Republicans Look to New Yorkers to Bless Convention
Thursday, August 23, 2012
For its religious blessings during their convention, Republicans are looking to New Yorkers.
Cardinal Timothy Dolan, the New York archbishop and the president of the U.S. Conference of Catholic Bishops, will give the benediction after Mitt Romney accepts the nomination, Romney announced on Wednesday. Greek Orthodox Archibishop Demetrios, the leader of the archdiocese based in New York City, will give the benediction after Rep. Paul Ryan accepts the nomination for Vice President on Wednesday night.
Dolan’s appearance comes as Catholic groups are suing the Obama administration to block a mandate that religious employers provide health insurance that covers contraception.
The Catholic diocese was quick to say that Dolan’s participation does not imply an endorsement of the Republican ticket. New York archdiocese spokesman Joseph Zwilling said Dolan offered to attend both conventions, but the Democrats haven’t yet responded. “I don’t know whether we will hear from them,” Zwilling told the BBC on Thursday. “As of now, we have not.”

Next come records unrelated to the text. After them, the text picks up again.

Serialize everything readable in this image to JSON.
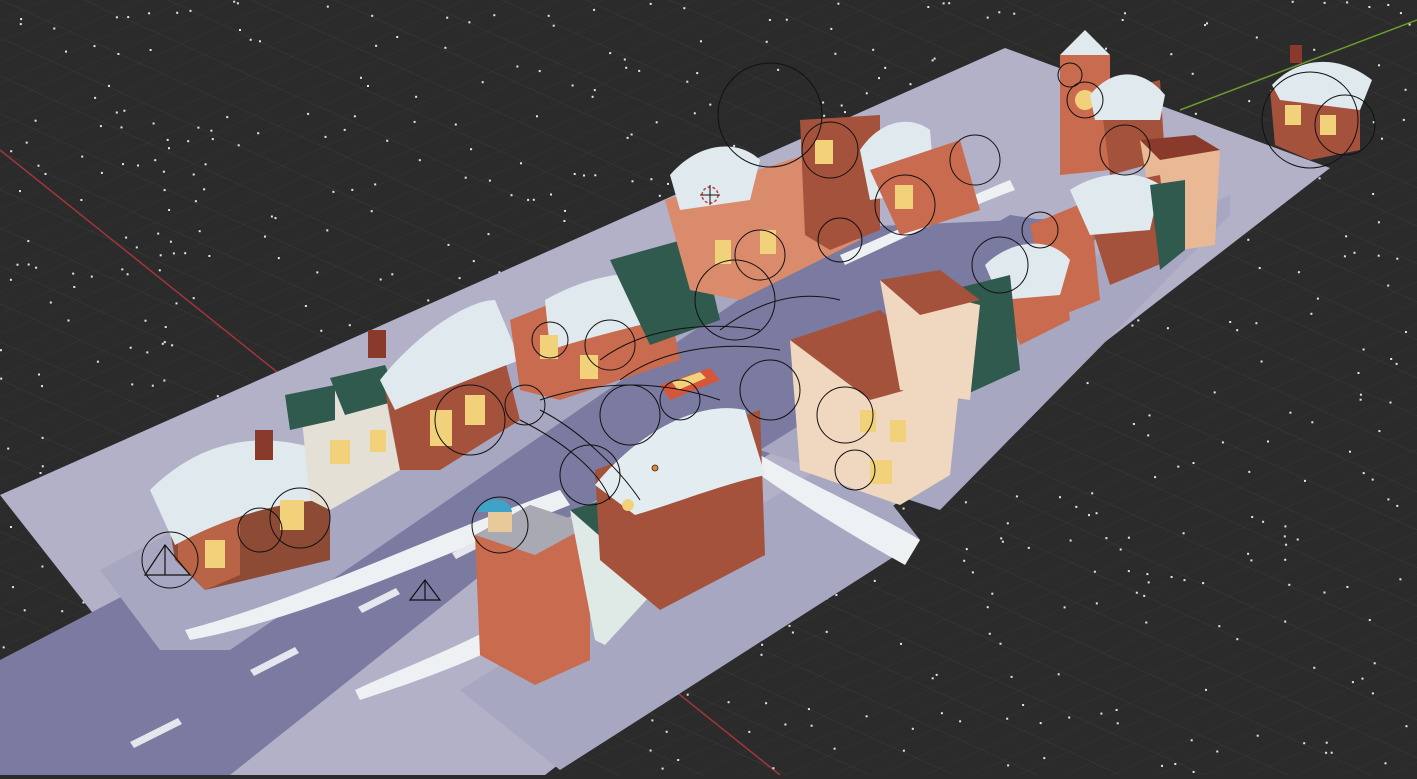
{
  "app": {
    "name": "",
    "view": "3D Viewport"
  },
  "scene": {
    "description_note": "",
    "colors": {
      "background": "#2b2b2b",
      "grid_line": "#3b3b3b",
      "grid_major": "#454545",
      "x_axis": "#a0363b",
      "y_axis": "#6b9a2e",
      "ground": "#b4b3c9",
      "road": "#7c7ba1",
      "sidewalk": "#a3a2bd",
      "snow": "#e9ecef",
      "brick": "#c56048",
      "dark_green": "#2f5a4d",
      "cream": "#efd7c0",
      "window_glow": "#f3d37a",
      "roof_snow": "#dfeaee",
      "dome": "#3ea3c6",
      "gizmo": "#111111"
    },
    "objects": [
      {
        "type": "house",
        "name": ""
      }
    ]
  }
}
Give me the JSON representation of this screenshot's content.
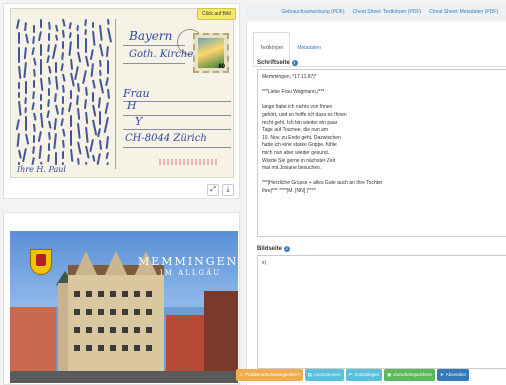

No white evangelical leaders are on the current RNC lists of scheduled speakers, but there is still a slot open to give the benediction on Tuesday. A bilingual evangelist from North Carolina named Sammy Rodriguez does the honors on the first night of the convention.
Democrats hold their convention the week after the Republicans, so their list of announced speakers is more sparse, but it does not include any religious leaders so far.
Outside Democrats convention, though, a group called American Atheists is looking to grab some attention. It has placed anti-Mormon and anti-Christian billboards in Charlotte to coincide with DNC. The group also tried in Tampa but local companies refused to post them, the British paper Daily Mail reported.